Bu kaçınılmaz bir farktır. Çünkü sonuçta her yazar farkında olsun ya da olmasın yaşadıklarını, etrafındakileri, kendi iç dünyasındaki çatışmaları yazar. Yurt dışında yaşayan her birey için dil tutunacak bir dal gibidir. Hele bir de etrafta Türkçe iletişime geçecek kişilerin olmaması kişiyi yazı ile özel bir ilişki kurmaya yönlendirir. Bir çeşit çaresizliktir yaşanan. Sonuçta insan kendi anadilinde konuşup yazarken daha çok mutlu olur, kendisini evindeymiş gibi hisseder. Ben aslında yazmaya Tayland’da başlamadım. İlk öykümü 1999 depreminden birkaç ay sonra yazmıştım. O zamanlar nasıl olduysa bir dergi öyküyü ele geçirmişti ve yayınlamıştı. Ben öykünün yayınlandığını dergi elime geçince öğrenmiştim. Öykü yazmaya pek hevesim yoktu! Bol bol okurdum! Bulduğum her şeyi, özellikle felsefe, sosyoloji kitaplarını okumayı severdim. Üniversitede Matematik öğreniyor olmam da buna katkıda bulundu diyebilirim. Sonuçta Matematik güzel olanla güzel olmayan arasında ayırım yapmanıza ciddi yardım edebiliyor. Konulara eleştirel bakmayı, hiçbir şeyi yeterli kanıt olmadan kabul etmemeyi öğretiyor. Bir de o yıllar üniversite yılları olduğu için umut doluydum. Şiir yazardım, edebiyat toplantılarına giderdim, arkadaşlarla bir araya gelip kitap okurdum. Okul bittikten sonra Tayland’a çalışmaya gidince birden kendimi bir dil çölünde buldum. Düşünün! İstanbul gibi bir kültür kentinden, okuyacak kitap bulmak için ikinci el kitapçılardan başka kaynağı olmayan bir Çang May’a gidiş! Okunacak kitapların sayısı sınırlıydı. İngilizce okumayı pek sevmiyordum. Bir yıl kadar sadece şiirle yetindim. Bir gün Türkçe konuşabilme yönüyle yalnız yaşadığım bir köyde –Samyan- Saat’i yazdım. Kimse bilmiyordu ama ben kendimi yazmıştım. Öyküyü İngilizce olarak kendisine özetlediğim İngiliz müdürüm bana Beckett’in de benzer bir öyküsünün olduğunu söylemişti. Ben Beckett’in adını ilk kez o gün duymuştum. Ardından öyküyü okuyan Ulaş bana bunun gibi iki öykü daha yazmamı, yazdıktan sonra da Gençlik Kitapevi’nin öykü yarışmasına göndermemi önermişti. Dediği gibi yaptım. Nasıl olduysa, sanki önceden tasarlamışım gibi İlahi Şaka’yı ve Palyaço’yu yazdım. Aylar sonra ikincilik ödülü kazandığımı duyduğumda artık ne yapacağımı biliyordum. Yazacaktım! Yalnızlığa, dil çölünde yaşıyor olmaya ve hatta çaresizliğe karşı silahımdı yazmak.

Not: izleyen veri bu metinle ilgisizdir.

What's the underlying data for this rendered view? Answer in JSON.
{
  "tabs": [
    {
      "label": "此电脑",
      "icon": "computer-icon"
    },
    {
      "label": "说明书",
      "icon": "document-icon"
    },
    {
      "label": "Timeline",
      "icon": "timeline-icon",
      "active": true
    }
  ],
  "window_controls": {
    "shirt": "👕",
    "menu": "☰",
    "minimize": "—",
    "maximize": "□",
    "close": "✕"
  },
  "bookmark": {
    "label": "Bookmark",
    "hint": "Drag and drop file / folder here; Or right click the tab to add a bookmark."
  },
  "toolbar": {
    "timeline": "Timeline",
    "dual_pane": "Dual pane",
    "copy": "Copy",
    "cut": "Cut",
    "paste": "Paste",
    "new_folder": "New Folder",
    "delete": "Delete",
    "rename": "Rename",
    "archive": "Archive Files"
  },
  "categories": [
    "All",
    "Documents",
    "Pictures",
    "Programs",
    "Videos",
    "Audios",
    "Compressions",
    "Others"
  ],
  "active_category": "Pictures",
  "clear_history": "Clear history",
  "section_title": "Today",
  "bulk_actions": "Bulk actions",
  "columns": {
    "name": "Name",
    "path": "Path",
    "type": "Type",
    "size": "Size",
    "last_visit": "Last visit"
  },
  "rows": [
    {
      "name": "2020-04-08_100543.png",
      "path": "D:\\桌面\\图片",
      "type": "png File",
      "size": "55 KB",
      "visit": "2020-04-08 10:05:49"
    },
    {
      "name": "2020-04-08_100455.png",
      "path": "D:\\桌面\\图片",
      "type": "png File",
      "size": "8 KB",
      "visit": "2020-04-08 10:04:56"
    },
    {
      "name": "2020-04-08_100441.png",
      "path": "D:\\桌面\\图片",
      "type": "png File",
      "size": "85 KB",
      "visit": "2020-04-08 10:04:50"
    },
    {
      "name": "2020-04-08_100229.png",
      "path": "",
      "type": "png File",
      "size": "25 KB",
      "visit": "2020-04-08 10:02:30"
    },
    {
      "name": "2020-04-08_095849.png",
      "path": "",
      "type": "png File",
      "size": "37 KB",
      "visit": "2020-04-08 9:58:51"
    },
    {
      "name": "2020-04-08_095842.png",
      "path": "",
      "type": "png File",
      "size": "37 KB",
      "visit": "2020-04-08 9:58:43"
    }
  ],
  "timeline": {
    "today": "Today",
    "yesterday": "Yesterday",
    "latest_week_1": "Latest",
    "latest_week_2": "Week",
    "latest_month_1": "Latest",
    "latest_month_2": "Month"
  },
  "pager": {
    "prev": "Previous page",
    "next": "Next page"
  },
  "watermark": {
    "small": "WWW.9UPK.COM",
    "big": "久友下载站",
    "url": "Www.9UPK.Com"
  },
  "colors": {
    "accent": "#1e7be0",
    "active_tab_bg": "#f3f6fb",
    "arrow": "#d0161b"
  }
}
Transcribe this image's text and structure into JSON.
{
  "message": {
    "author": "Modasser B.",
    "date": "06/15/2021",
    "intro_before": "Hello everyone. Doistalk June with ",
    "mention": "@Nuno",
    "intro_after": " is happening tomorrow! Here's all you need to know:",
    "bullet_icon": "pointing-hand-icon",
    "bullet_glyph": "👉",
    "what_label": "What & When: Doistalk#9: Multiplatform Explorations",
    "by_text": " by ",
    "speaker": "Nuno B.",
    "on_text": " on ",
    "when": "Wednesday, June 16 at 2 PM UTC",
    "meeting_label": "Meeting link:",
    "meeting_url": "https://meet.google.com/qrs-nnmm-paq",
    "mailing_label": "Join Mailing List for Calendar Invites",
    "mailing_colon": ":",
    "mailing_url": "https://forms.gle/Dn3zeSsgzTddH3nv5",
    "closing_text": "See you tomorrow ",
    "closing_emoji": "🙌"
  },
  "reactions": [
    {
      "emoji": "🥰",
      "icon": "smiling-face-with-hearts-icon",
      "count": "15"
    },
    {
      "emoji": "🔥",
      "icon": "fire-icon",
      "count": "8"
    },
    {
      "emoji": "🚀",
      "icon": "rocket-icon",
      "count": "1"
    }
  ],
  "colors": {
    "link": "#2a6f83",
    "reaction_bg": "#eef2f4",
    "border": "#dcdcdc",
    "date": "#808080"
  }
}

Öz olarak bu topraklarda yazmayı diğer topraklardakinden farklı kılan pek bir şey yok. Olabileceğine de inanmıyorum! Yazmak isteyen her insan hemen hemen aynı deneyimleri yaşar. Ve bir gün gelir yazmak ister. Yazmak, geride bir şeyler bırakma arzusu, insanlara bir ders verebilme, bir duygu selini tattırabilme isteğidir. Batı Avrupa’da ya da herhangi başka bir gelişmiş toplumda yaşıyor olsaydım benim öykülerim çok farklı olur muydu? Bu soruyu yanıtlamak kolay değildir çünkü insan bilemez yazmayı tetikleyen tüm etkenlerin neler olduğunu. Genel itibarıyla “evrensel” denilen türden insan üzerine yazdığım için büyük bir olasılıkla öykülerin genel kurgusu pek değişmeyecekti. Ama bunun yanında betimlemeler, karakterler, olaylar değişecektir. Sonuçta öyküyü okuyup bitiren okuyucunun zihninde kalan ne yer adlarıdır ne de betimlemeler. Geride kalan neden-sonuç bağlamında ilerleyen öykünün kurgusudur. Bana kalırsa dünyanın neresinde olursam olayım öykülerimin genel kurgusu hemen hemen aynı kalacaktır. Karakterlerin adları değişir, sıcak bir Mart gününü betimleyeceğime, soğuk bir Ocak akşamını anlatırdım. Ama vermek istediğim mesaj aynı kalır. Çünkü o mesaj içimde büyüyen, dışarı çıkmak isteyen, bir yerlerde benden özgür bir biçimde varolmak isteyen bir canavardır. İçimde bir kin varsa, o kin nerede olursam olayım etrafı yakacak derecede öyküden fırlayıp kendisini bulacak, kendisine yeni bir kimlik edinmeyi başaracaktır. Sonuçta Japon öfkesini Alman öfkesinden ayıran şey sadece ettikleri küfürlerdir. Aynı şey aşk için de geçerlidir. Kültürlerin ya da tarihin farklılaştırdığı aşklardan söz edebiliriz ama sonuçta her aşk öyküsü umuda, yaşama bağlılığa, sevgiye gönderilen bir mektup gibidir. Bakın tarih boyunca yazılmış aşk öykülerine! Hemen hepsi birbirinin aynısıdır. Sonları aynı olmasa bile, karakterlerin geldiği kültürel birikimler farklı olsa bile aşk öyküleri okuyucuda hep hüzünlü, hafif melankolik bir duygu dalgası oluşturur. Çünkü insan aynıdır! Sevgiye, sevmeye, aşka, dostluğa muhtaçtır! Bir Fransızın bir Vietnamlıdan aşk konusunda farklı olduğunu düşünmek saflık olur. Deneyimler farklı olabilir ama ihtiyaçlar az çok aynıdır.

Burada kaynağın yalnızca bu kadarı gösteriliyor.